AdBlock kullandığınızı tespit ettik.

Bu sitenin devam edebilmesi için lütfen devre dışı bırakın.

Cenabı Hak Mekandan Münezzehtir'i Nasıl Anlarız

SoruCevap

Yeni Üye
Katılım
17 Ocak 2024
Mesajlar
350.999
Çözümler
1
Tepkime puanı
17
Puan
308
Yaş
36
Cenabı Hak Mekandan Münezzehtir'i Nasıl Anlarız

1.Soru:Cenab-ı Hakkın hacmi ve kütlesi var mıdır?
2.Soru:Cenab-ı Hakkın şekli veya sureti var mıdır?
3.Soru:Cenab-ı Hak mekandan münezzeh midir? Yani mekanı yok mudur?

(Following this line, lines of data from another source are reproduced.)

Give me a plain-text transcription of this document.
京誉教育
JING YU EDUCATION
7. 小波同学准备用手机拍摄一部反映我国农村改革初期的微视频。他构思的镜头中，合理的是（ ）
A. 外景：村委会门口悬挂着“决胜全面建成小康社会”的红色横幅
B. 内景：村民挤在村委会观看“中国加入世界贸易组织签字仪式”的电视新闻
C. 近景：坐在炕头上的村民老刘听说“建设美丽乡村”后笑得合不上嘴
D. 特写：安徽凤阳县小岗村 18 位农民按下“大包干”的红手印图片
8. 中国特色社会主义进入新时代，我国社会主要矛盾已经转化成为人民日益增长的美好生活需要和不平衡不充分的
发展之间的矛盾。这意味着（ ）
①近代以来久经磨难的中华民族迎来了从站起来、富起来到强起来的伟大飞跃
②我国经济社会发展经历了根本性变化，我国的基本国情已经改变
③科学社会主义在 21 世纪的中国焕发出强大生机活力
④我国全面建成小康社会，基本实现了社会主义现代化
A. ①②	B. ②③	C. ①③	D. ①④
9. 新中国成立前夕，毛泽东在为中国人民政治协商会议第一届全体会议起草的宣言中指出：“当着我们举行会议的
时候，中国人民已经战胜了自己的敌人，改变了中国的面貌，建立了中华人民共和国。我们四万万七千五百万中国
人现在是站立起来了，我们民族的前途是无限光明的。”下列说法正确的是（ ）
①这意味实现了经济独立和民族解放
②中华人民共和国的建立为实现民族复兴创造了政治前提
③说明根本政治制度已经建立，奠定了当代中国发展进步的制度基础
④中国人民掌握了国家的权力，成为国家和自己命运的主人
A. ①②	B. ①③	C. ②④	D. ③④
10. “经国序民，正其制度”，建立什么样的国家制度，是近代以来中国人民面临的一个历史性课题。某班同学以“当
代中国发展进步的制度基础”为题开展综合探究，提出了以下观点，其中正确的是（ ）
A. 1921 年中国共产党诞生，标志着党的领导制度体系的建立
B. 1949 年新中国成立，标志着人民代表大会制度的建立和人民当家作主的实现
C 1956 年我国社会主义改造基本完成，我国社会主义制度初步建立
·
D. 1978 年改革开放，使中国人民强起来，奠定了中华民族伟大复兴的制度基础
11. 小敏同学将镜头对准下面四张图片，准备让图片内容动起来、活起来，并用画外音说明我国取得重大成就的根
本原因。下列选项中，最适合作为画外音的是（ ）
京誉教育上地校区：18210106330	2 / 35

Cenab-ı Hak bütün yaratılmış şeylerden münezzeh ve müberradır. Onun zatı hakkında ne düşünülürse düşünülsün ondan müberradır. çünkü insan aklı onu anlayamayacaktır.

İnsan bedeninde bulunan ruhun mahiyetini insan aklı kavramaya güç yetirememektedir. Allahın yarattığı bir mahluku anlayamayan insanın onu yaratanı anlaması elbette mümkün değildir.

öncelikle, şurası iyi anlaşılmalıdır ki bir şeyin varlığını bilmek ayrıdır, mahiyetini bilmek ayrıdır. Kainatta bir çok şey vardır ki; akıl onların varlıklarını apaçık bildiği halde mahiyetlerini kavrayamamaktadır.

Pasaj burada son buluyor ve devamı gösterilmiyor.